The office environment isn’t exactly considered a very dangerous place. When you think of potentially high-risk job sites, you might better imagine a construction zone. In the office, you clock in, find your desk and get to work on your phone or computer. What could possibly go wrong?
Turns out, a lot.
According to a 2017 report by the U.S. Department of Labor Bureau of Labor Statistics, there were roughly “2.8 million nonfatal workplace injuries and illnesses reported by private industry employers.” This means that a number of employees working in fields like manufacturing, hospitals, offices and administrative assistance suffered injuries. A very large number.
What are some examples of workplace injuries and hazards?
There are some obvious examples—slip and fall, malfunctioning elevator, etc. But here are some examples of some lesser-known workplace injuries and hazards, some more serious than others:
- Lifting: When lifting anything, do it correctly. Squat and use your core and legs. Even if the load is light, if you lift anything incorrectly you risk injuries to your neck, back and shoulders.

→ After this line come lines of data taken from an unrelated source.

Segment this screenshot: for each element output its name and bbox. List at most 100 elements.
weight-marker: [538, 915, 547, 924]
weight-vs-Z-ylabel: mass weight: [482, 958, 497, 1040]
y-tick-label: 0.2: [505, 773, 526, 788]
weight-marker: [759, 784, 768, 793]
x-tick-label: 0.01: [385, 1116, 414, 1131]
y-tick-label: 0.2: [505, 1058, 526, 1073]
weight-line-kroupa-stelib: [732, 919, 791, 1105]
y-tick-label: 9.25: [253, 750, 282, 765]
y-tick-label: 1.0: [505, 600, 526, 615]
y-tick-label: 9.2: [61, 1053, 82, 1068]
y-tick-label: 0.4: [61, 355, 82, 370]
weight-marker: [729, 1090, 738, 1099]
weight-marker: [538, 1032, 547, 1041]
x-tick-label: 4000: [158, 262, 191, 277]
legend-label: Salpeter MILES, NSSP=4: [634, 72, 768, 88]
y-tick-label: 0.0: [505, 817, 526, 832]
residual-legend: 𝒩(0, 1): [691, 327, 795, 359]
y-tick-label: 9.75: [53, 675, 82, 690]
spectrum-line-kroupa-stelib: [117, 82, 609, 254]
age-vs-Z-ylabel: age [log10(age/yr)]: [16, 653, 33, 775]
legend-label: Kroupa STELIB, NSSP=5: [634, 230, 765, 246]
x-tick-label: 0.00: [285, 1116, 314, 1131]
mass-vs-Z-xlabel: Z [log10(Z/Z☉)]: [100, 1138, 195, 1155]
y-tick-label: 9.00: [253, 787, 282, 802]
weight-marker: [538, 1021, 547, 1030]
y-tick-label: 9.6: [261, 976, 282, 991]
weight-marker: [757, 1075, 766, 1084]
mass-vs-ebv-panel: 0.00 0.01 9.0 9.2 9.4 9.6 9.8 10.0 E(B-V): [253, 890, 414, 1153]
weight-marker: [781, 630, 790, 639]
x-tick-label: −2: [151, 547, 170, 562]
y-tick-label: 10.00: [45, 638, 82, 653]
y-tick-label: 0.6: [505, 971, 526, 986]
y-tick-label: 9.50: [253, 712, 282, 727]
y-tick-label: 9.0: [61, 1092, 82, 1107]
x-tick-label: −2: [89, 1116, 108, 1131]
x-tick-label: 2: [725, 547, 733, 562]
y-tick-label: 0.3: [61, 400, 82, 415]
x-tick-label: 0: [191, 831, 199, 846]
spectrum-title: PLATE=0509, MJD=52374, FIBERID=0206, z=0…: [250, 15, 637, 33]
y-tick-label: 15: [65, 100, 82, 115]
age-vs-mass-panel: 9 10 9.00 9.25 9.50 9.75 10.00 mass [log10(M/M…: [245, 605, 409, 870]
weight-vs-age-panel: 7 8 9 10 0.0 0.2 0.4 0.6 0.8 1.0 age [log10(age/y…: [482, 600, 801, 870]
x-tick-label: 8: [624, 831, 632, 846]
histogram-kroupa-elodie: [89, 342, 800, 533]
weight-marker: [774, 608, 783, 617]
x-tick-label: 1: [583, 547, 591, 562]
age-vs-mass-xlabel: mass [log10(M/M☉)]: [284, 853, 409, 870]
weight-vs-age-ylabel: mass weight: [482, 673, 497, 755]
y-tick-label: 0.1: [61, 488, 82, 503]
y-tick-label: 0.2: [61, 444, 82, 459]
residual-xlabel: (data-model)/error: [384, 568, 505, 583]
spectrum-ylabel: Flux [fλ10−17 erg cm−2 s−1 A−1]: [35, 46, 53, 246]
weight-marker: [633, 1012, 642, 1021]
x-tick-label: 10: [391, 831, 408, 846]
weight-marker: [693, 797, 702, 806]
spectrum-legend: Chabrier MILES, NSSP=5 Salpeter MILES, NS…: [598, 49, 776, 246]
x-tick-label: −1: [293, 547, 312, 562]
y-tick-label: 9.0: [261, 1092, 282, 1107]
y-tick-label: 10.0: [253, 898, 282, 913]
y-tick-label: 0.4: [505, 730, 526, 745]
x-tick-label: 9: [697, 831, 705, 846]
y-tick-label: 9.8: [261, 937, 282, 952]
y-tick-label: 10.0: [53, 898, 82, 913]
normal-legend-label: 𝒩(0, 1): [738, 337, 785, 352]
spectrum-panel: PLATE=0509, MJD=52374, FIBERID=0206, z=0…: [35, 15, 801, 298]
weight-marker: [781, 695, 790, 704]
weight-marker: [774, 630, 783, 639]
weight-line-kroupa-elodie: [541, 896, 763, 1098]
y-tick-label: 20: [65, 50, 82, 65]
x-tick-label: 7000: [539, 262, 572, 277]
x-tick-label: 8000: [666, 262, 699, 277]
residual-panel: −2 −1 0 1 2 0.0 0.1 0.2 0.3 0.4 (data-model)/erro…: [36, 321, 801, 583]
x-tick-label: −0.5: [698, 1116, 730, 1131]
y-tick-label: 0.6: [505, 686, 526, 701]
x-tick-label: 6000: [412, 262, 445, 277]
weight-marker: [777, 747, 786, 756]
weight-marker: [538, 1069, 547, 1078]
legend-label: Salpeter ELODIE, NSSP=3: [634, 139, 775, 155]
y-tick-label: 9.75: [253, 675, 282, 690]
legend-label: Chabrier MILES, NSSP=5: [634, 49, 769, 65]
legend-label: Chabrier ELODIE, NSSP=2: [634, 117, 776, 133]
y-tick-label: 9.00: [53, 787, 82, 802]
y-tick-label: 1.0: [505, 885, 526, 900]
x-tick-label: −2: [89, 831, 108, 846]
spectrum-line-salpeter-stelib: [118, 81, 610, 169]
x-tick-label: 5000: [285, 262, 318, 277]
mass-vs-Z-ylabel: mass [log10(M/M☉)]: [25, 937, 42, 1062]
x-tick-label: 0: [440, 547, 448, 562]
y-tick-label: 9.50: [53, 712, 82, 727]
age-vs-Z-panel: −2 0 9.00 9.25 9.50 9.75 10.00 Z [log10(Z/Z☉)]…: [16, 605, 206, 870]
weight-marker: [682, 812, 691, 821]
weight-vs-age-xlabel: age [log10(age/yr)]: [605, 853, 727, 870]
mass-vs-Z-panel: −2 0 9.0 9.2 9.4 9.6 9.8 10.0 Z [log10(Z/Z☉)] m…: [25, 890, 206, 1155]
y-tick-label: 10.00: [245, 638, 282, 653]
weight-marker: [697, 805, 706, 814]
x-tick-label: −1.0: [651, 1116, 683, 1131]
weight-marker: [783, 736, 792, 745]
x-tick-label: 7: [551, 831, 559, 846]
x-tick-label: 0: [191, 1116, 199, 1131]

- Distraction: Office workers commonly report injuries involving bumping into or tripping over objects such as open drawers, ill-placed cords, and other objects.
- Ergonomics: Sitting the wrong way in your chair and at your desk can result in long-lasting problems with your hips and back.
- Germs: Surprisingly (or not), your computer keyboard contains much more bacteria than the bathroom toilet seat. This is because cleaning your desk’s personal items is not the custodian’s job. That’s your job.
- Stress: Stress doesn’t just ruin your day, it can end your life. Multiple stressors throughout your work week can result in high blood pressure and heart attack.
What does a safer workplace look like?
There are a number of steps you and your workplace can—and should—take to facilitate a safer office environment. Some of these include:
- Ditch the clutter: Avoid slip-and-fall injuries (the most common workplace injury) by clearing out unnecessary obstructions from your work environment.
- Save yourself: Carpal Tunnel surgery is the second-most common performed in the U.S. Correct use of ergonomics (and keyboard/mouse placement) are preventative and essential.
- Practice fire safety: Cords and other electronics should be in safe condition. Escape routes should always be clear. This is common sense, but mistakes happen.
Employee safety in the workplace should be priority number one, trumping productivity and anything else. Many reported injuries were totally preventable, had the right working conditions been in place. If you feel unsafe or in danger at your workplace, speak up. Your wellbeing is an inalienable right.